Keywords: CAR T-cell therapy; CD47; CD47-targeted therapies; Cancer cell; Cancer immunotherapy; Cancer treatment outcomes; Checkpoint inhibitors; Immune evasion; Macrophage; Tumor microenvironment.

Figure 1. CD47-SIRPα blockade in activating the “don’t eat me” signal and enhancing anti-tumor immunity. (A) The interaction between CD47, expressed on the surface of cancer cells, and SIRPα on macrophages sends a “don’t eat me” signal, inhibiting phagocytosis of the cancer cell by the macrophage. This binding of CD47 and SIRPα allows cancer cells to evade detection by macrophages, which perceive them as “self” and do not attack them. (B) Disrupting the CD47-SIRPα interaction between cancer cells and macrophages promotes phagocytosis. Treatment with either anti-CD47 or anti-SIRPα mAbs blocks the CD47-SIRPα interaction, leading to the activation of an “eat me” signal that enables macrophages to recognize cancer cells as non-self and initiates phagocytosis. Targeted therapies that disrupt the CD47-SIRPα interaction have the potential to improve the efficacy of cancer immunotherapy by enabling macrophages to overcome the “don’t eat me” signal and phagocytose cancer cells.
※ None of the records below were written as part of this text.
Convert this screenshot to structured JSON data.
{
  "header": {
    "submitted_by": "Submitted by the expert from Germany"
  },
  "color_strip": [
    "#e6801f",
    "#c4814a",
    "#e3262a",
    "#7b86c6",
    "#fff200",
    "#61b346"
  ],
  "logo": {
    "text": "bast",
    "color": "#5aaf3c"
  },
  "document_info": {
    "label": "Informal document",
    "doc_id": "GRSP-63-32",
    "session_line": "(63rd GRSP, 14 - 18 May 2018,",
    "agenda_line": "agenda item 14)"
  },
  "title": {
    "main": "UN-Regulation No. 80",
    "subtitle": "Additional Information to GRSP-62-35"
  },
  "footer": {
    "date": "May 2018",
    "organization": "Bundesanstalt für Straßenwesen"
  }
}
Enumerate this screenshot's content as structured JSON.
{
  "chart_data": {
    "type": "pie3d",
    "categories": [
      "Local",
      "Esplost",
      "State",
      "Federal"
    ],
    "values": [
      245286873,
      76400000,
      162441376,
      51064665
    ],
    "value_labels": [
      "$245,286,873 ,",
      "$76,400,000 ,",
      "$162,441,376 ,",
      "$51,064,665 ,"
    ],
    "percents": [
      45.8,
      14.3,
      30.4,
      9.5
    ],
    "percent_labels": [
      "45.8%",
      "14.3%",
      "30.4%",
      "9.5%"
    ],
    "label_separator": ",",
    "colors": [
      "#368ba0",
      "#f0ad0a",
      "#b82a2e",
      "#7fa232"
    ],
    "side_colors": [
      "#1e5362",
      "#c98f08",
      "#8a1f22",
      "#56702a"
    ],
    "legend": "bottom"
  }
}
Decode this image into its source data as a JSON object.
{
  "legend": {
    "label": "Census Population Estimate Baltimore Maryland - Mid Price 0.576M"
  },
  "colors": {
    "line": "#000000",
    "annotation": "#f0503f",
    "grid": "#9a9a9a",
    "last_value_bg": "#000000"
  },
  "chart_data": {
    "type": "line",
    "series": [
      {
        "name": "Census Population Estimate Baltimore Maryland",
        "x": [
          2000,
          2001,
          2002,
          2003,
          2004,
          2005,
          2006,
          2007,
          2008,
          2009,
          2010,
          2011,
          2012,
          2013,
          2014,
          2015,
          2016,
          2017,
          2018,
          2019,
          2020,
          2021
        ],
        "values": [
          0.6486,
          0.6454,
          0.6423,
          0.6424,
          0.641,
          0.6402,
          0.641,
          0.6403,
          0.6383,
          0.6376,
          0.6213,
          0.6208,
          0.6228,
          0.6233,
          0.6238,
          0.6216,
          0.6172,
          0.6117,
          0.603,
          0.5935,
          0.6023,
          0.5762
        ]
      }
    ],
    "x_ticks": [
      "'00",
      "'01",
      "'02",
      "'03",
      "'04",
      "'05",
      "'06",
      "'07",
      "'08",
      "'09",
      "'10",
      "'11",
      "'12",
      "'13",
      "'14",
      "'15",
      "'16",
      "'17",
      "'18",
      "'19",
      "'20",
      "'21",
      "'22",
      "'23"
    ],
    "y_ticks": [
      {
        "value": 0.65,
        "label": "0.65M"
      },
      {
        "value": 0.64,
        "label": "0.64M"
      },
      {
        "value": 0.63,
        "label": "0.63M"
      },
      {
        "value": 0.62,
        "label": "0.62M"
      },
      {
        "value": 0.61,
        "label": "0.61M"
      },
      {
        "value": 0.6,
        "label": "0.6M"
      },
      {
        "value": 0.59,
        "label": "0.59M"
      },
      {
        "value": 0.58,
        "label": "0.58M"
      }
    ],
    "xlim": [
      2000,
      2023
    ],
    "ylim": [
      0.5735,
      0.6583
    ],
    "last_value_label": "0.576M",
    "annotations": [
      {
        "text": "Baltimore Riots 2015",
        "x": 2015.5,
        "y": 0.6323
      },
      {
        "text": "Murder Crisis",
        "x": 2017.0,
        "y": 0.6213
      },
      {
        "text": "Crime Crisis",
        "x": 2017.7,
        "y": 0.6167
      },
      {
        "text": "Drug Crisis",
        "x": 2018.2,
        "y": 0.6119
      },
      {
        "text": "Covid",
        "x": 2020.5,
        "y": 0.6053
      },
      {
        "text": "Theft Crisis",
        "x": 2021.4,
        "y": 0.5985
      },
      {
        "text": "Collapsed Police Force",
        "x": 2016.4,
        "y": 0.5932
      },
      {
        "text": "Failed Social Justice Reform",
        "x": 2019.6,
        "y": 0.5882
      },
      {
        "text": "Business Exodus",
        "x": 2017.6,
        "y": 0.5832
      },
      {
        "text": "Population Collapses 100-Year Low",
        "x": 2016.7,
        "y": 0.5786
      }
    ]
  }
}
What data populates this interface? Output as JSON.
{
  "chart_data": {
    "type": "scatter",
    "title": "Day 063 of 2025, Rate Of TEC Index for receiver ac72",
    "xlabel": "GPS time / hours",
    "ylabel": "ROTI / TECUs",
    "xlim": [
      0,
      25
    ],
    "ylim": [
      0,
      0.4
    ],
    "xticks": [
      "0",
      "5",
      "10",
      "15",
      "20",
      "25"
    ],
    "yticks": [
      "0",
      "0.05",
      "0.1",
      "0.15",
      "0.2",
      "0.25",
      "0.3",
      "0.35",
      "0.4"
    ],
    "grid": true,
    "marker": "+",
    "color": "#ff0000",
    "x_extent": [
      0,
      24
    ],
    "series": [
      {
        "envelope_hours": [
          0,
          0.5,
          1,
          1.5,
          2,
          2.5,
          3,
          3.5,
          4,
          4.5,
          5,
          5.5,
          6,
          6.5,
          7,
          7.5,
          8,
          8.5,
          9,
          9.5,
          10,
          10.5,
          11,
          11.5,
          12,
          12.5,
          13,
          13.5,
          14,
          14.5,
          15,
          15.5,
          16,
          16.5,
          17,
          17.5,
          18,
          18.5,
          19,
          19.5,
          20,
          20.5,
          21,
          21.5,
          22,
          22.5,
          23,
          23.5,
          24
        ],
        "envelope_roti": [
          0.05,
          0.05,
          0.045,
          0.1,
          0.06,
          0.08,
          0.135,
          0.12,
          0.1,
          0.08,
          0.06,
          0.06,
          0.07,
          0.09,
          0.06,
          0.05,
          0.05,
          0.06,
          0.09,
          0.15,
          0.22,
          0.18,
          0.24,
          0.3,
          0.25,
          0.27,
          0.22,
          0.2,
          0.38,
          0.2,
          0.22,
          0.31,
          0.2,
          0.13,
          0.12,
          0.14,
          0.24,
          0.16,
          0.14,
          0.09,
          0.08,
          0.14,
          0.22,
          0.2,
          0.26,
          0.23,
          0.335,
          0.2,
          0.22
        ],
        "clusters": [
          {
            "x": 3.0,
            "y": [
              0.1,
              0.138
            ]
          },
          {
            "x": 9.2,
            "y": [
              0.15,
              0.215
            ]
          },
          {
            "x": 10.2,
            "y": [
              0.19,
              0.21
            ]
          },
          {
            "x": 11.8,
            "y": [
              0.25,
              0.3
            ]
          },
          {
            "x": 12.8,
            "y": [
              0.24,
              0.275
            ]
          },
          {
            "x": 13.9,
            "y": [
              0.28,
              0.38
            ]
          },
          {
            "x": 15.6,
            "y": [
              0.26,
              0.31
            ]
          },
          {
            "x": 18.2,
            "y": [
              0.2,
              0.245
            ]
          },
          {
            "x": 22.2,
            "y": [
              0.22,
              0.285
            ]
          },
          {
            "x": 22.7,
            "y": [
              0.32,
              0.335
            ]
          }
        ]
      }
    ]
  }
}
Figure 2. CD47-targeted therapies present challenges and potential unintended effects due to the expression of CD47 on healthy cells. CD47 blockade can cause anemia and hematological toxicities. However, CD47 is not the only immune checkpoint molecule involved in immune evasion, and targeting other molecules such as PD-L1, CTLA-4, LAG-3, TIM-3, and IDO, either alone or in combination with CD47, has shown promise in preclinical and clinical studies. Resistance to CD47-targeted therapies has also been observed, and tumor heterogeneity and the presence of immune-suppressive cells and factors in the TME can interfere with the effectiveness of CD47-targeted therapies. Therefore, combination approaches and further research are needed to fully understand the mechanisms of resistance.